You can use multiple smtlib2_comb_expr in a single module, but only one per output port, since each of it fully defines the value of the corresponding output port. You can think of smtlib2_comb_expr as an assignment, i.e. the following two modules produce smt2 output that behaves equivalently:
(* smtlib2_module *)
module smtlib_example(
input [7:0] a,
input [7:0] b,
(* smtlib2_comb_expr = "(bvmul a b)" *)
output [7:0] x,
(* smtlib2_comb_expr = "(bvadd a b)" *)
output [7:0] y
);
endmodule
module verilog_example(
input [7:0] a,
input [7:0] b,
output [7:0] x,
output [7:0] y
);
assign x = a * b;
assign y = a + b;
endmodule
Multiple smtlib2_comb_expr on the same port are not supported for two reasons:
-
Verilog specifies that the same attribute is specified multiple times for the same element, only the last value is used:
If the same attribute name is defined more than once for the same language element, the last attribute value shall be used, and a tool can issue a warning that a duplicate attribute specification has occurred.
-
If we would emit multiple definitions for the same output port to the resulting smt2 output, this would correspond to an implicit constraint that both definitions produce the same value. Implicit constraints without a corresponding assume statement can lead to unexpected, confusing and hard to debug behavior during FV. There is an alternative approach that I’ll describe below which avoids this, and for that reason we decided against including an attribute that would emit such implicit constraints.
If you want to describe a single output not by giving an smtlib2 definition, but by using multiple smtlib2 constraints, the best way is to do that is to write an smtlib2_module that takes all signals as inputs and produces a single bit valid output that is high exactly for those signal values that fulfill your constraints. You can then combine that with a wrapper module where you use the SV assume statement to restrict FV to scenarios where the constraint holds.

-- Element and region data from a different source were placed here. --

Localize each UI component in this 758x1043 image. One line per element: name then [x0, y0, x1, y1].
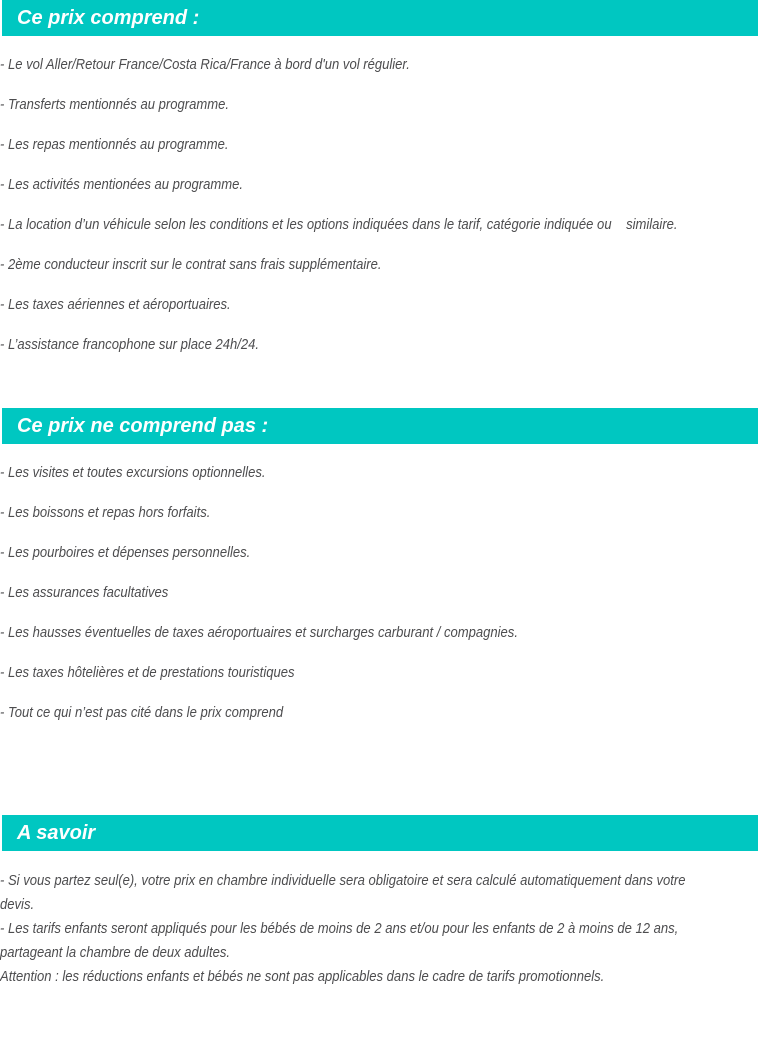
- list-item: - Les taxes hôtelières et de prestations touristiques: [0, 665, 295, 681]
- list-item: - Tout ce qui n’est pas cité dans le prix comprend: [0, 705, 284, 721]
- list-item: - Les boissons et repas hors forfaits.: [0, 505, 211, 521]
- section-title: A savoir: [17, 822, 96, 844]
- list-item: - L’assistance francophone sur place 24h/24.: [0, 337, 260, 353]
- section-price-excludes: [0, 408, 758, 744]
- list-item: - 2ème conducteur inscrit sur le contrat sans frais supplémentaire.: [0, 257, 382, 273]
- list-item: - Les activités mentionées au programme.: [0, 177, 243, 193]
- section-good-to-know: [0, 815, 758, 989]
- list-item: - Transferts mentionnés au programme.: [0, 97, 229, 113]
- paragraph-line: - Si vous partez seul(e), votre prix en chambre individuelle sera obligatoire et sera calculé automatiquement dans votre: [0, 873, 686, 889]
- paragraph-line: Attention : les réductions enfants et bébés ne sont pas applicables dans le cadre de tarifs promotionnels.: [0, 969, 605, 985]
- list-item: - Le vol Aller/Retour France/Costa Rica/France à bord d'un vol régulier.: [0, 57, 410, 73]
- section-title: Ce prix ne comprend pas :: [17, 415, 269, 437]
- section-header-good-to-know: [2, 815, 758, 851]
- paragraph-line: devis.: [0, 897, 35, 913]
- list-item: - Les repas mentionnés au programme.: [0, 137, 229, 153]
- section-header-price-excludes: [2, 408, 758, 444]
- good-to-know-text: [0, 851, 758, 989]
- list-item: - Les pourboires et dépenses personnelles.: [0, 545, 251, 561]
- list-item: - Les assurances facultatives: [0, 585, 169, 601]
- section-title: Ce prix comprend :: [17, 7, 200, 29]
- list-item: - La location d’un véhicule selon les conditions et les options indiquées dans le tarif, catégorie indiquée ou similaire.: [0, 217, 678, 233]
- list-item: - Les visites et toutes excursions optionnelles.: [0, 465, 266, 481]
- section-header-price-includes: [2, 0, 758, 36]
- list-item: - Les hausses éventuelles de taxes aéroportuaires et surcharges carburant / compagnies.: [0, 625, 518, 641]
- paragraph-line: - Les tarifs enfants seront appliqués pour les bébés de moins de 2 ans et/ou pour les enfants de 2 à moins de 12 ans,: [0, 921, 679, 937]
- list-item: - Les taxes aériennes et aéroportuaires.: [0, 297, 231, 313]
- price-excludes-list: [0, 444, 758, 722]
- section-price-includes: [0, 0, 758, 376]
- paragraph-line: partageant la chambre de deux adultes.: [0, 945, 230, 961]
- price-includes-list: [0, 36, 758, 354]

For example, as you discovered, this doesn’t work:
(* smtlib2_module *)
module smtlib_nonworking(
input [7:0] a,
input [7:0] b,
(* smtlib2_comb_expr = "(bvmul a b)" *)
(* smtlib2_comb_expr = "(bvadd a b)" *)
output [7:0] x,
);
endmodule
If you only want to consider those cases where x is equal to both expressions, you can use this instead:
(* smtlib2_module *)
module smtlib_constraint(
input [7:0] a,
input [7:0] b,
input [7:0] x,
// We can combine multiple constraints using `and`
(* smtlib2_comb_expr = """
(and
(= x (bvmul a b))
(= x (bvadd a b))
)
""" *)
output valid
);
endmodule
module smtlib_wrapper(
input [7:0] a,
input [7:0] b,
output [7:0] x
);
wire valid;
// We create a symbolic output value
assign x = $anyseq;
// Check whether the output value fulfills our smtlib2 constraint
smtlib_constraint constraint(.a(a), .b(b), .x(x), .valid(valid));
// And add an assumption so FV will only consider output values that do
// fulfill the constraint
always @* enforce_smtlib_constraint: assume (valid);
endmodule
Note that I only checked the syntax of the examples and haven’t run any FV tasks, so let me know if this doesn’t work as intended.